A Multi-Agency Team works across various organisations to deliver services to children and young people with multiple needs. They work in collaboration to offer individuals the range of support they require. Multi-agency working seeks to provide a seamless response to individuals with multiple and complex needs.

Paediatrician

A doctor specialising in the needs of babies and children.

All schools, except specialist Additional Learning Needs (ALN) provisions, will need to have an identified member of staff to act as AdditionalLearning Needs Co-ordinator (or ALNCo for short).This responsibility extends to accredited child-minders who belong to approved networks. In these settings, the role of an ALNCo can be shared between individual childminders and the network co–ordinator.

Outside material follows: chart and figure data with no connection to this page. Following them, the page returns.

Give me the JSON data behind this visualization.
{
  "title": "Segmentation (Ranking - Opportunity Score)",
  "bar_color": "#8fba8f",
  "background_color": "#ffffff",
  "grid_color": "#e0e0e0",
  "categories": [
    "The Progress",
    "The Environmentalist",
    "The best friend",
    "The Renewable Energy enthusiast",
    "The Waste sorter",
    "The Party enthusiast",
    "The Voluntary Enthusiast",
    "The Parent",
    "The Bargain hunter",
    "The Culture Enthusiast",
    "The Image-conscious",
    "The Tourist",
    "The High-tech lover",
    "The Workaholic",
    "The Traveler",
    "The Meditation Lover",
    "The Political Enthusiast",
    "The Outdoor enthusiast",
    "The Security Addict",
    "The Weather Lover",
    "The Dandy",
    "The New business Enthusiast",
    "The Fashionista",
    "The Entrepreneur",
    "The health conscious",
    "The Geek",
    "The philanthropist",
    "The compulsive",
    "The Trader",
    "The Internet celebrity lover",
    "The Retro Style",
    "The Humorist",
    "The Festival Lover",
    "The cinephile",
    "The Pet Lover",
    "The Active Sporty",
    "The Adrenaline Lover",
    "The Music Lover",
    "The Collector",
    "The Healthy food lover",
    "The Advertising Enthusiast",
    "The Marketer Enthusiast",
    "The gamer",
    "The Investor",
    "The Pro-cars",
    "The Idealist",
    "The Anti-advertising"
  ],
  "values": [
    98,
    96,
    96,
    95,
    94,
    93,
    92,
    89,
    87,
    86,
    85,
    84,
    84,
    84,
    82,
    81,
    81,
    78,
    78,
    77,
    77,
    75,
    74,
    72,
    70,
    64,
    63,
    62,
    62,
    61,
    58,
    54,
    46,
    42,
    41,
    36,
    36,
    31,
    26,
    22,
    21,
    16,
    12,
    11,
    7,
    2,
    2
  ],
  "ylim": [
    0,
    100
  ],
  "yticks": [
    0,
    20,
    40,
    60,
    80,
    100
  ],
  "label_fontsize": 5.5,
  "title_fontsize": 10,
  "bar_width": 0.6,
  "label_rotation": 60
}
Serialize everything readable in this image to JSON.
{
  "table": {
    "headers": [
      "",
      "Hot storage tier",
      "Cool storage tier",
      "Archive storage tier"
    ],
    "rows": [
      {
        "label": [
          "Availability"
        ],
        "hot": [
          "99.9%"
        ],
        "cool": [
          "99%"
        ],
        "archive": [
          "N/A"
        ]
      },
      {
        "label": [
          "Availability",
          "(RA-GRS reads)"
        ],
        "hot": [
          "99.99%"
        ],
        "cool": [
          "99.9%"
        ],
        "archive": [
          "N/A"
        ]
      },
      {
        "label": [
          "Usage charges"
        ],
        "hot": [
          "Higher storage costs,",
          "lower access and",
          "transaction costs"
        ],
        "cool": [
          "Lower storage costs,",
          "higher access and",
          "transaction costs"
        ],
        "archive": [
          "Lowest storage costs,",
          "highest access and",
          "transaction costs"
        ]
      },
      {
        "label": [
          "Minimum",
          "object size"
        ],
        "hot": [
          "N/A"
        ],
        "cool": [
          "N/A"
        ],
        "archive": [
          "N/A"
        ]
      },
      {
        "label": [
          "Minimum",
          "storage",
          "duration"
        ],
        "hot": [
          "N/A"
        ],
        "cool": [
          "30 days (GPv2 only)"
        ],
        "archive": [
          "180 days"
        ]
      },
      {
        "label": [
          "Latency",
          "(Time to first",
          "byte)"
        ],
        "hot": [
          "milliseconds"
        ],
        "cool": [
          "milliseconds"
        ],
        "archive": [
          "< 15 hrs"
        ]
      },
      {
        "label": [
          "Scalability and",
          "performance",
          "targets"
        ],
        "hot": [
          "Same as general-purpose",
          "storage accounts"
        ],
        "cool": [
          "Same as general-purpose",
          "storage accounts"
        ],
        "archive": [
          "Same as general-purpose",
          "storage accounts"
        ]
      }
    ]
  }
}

The ALNCo has responsibility for:

  • Writing and implementing Additional LearningNeeds (ALN) policy
  • Liaising and offering advice to school staff on ALN issues
  • Managing ALN support staff
  • Determining if a child has ALN in conjunction with outside specialists
  • Contributing to in-service training for teachers
  • Liaising with parents of children with ALN and arranging review meetings
  • Ensuring the appropriate individual (or group) educational plan is in place
  • Overseeing the day-to-day operation of the school’s ALN policy
  • Co-ordinating provision for children with ALN
  • Managing Learning Support Assistants (LSAs) or Teaching Assistants (TA’s)
  • Overseeing the records of all children with ALN
  • Liaising with external agencies including advisory teachers and educational psychology services, health and social services, and voluntary bodies.

Parent Partnership Officer

A Parent Partnership Officer (sometimes called the Parent Support Advisor) supports parents/carers of children with Additional Learning Needs.  They help support and meet the needs of parents/carers, schools and the Local Authority.

Physiotherapist

A Physiotherapist is a specialist who works with children or young people who have movement difficulties. They can advise parents on suitable exercises for their children.

Psychiatrist

A Child Psychiatrist is a doctor who specialises in the prevention, diagnosis, and treatment of children with mental illness (or the way they feel and behave).  To compare a psychologist with a psychiatrist: A psychologist is not able to write prescriptions, but may recommend a patient be seen by a psychiatrist in order to receive medication. Similarly,  psychiatrists, often refer patients to psychotherapists and psychologists to receive counselling or therapy.

Specialist Advisory Teacher

A Specialist Advisory Teacher provides an advisory role for schools in a specific additional need, of which they have expert knowledge and experience. They are provided by the Local Authority and are experienced, qualified teachers who provide skilled support for children with communication, behavioural and sensory impairment as well as general learning difficulties.

Sensory Support Service / Sensory Impaired Team

A team of experienced, qualified teaching and non-teaching staff who provide skilled support for children with hearing, vision and multi-needs sensory impairment including hearing or visual impairment. Teaching staff offer a wide range of skills to teach and support children and families from the time of diagnosis in the critical early years and throughout school life.

Speech and Language Therapist (SLT)

A speech and language therapist is a professional employed by the Health Trust to work with the child, parents and teachers. They use therapeutic techniques to support, improve and care for children and young people who have difficulties with communication, or with eating, drinking and swallowing.

Teaching Assistant

A Teaching Assistant (also known as a Learning Support Assistant or General Assistant) (TA/LSA/GA) is a person employed in school to support children’s learning under the direction of a class teacher.

Local Support in West Wales

Parent Partnership Services provide support and advice to parents whose children have Additional Learning Needs. Information and advice is provided by a dedicated team who provide accurate and neutral information.